Materials And Methods: Serum PSA and serum PTX3 were prospectively assessed in patients scheduled for PBx at our Institution due to increased serum PSA levels or abnormal digital rectal examination. Uni- and multivariable logistic regression analysis, area under the receiver operating characteristic curve (AUC), and decision curve analysis (DCA), were used to test the accuracy of serum PTX3 in predicting anyPCa and clinically significant PCa (csPCa) defined as Gleason Grade (GG) ≥ 2.
Results: Among the 455 eligible patients, PCa was detected in 49% and csPCa in 25%. During univariate analysis, PTX3 outperformed other variables in predicting both anyPCa and csPCa. The addition of PTX3 to multivariable models based on standard clinical variables, significantly increased each model's predictive accuracy for anyPCa (AUC from 0.73 to 0.82; < 0.001) and csPCa (AUC from 0.79 to 0.83; < 0.001).
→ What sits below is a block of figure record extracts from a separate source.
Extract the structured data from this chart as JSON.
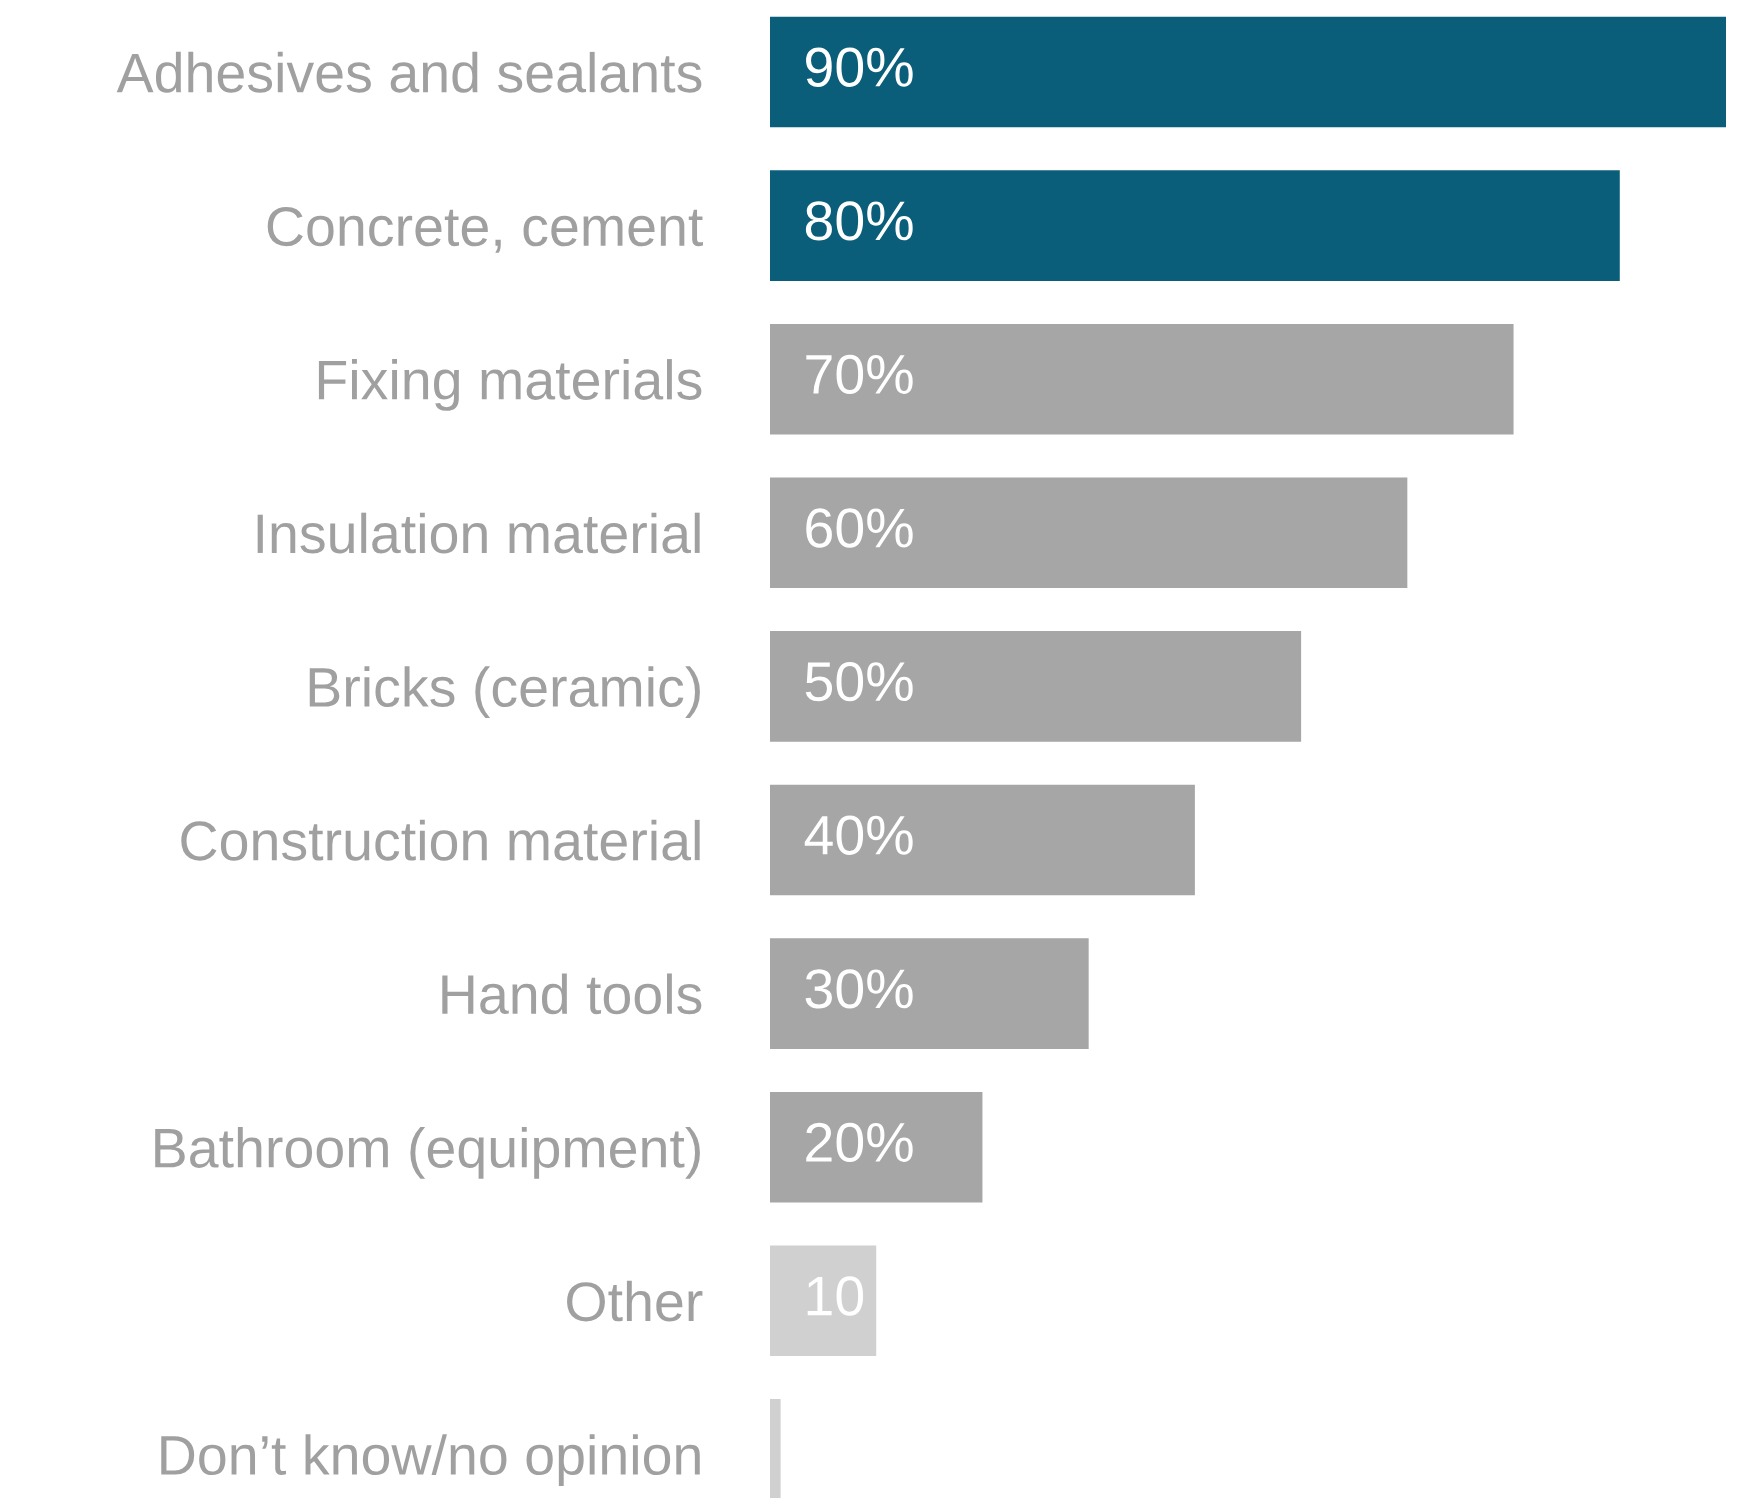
{
  "chart_data": {
    "type": "bar",
    "orientation": "horizontal",
    "categories": [
      "Adhesives and sealants",
      "Concrete, cement",
      "Fixing materials",
      "Insulation material",
      "Bricks (ceramic)",
      "Construction material",
      "Hand tools",
      "Bathroom (equipment)",
      "Other",
      "Don’t know/no opinion"
    ],
    "values": [
      90,
      80,
      70,
      60,
      50,
      40,
      30,
      20,
      10,
      1
    ],
    "value_labels": [
      "90%",
      "80%",
      "70%",
      "60%",
      "50%",
      "40%",
      "30%",
      "20%",
      "10",
      null
    ],
    "colors": [
      "#0b5e7a",
      "#0b5e7a",
      "#a6a6a6",
      "#a6a6a6",
      "#a6a6a6",
      "#a6a6a6",
      "#a6a6a6",
      "#a6a6a6",
      "#d0d0d0",
      "#d0d0d0"
    ],
    "grid": false,
    "legend": false
  }
}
At DCA, PTX3, and PTX3, density showed higher net benefit than PSA and PSA density and increased the net benefit of multivariable models in deciding when to perform PBx.
Conclusions: Serum PTX3 levels might be of clinical utility in predicting prostate biopsy results. Should our findings be confirmed, this novel reflex test could be used to reduce the number and burden of unnecessary prostate biopsies.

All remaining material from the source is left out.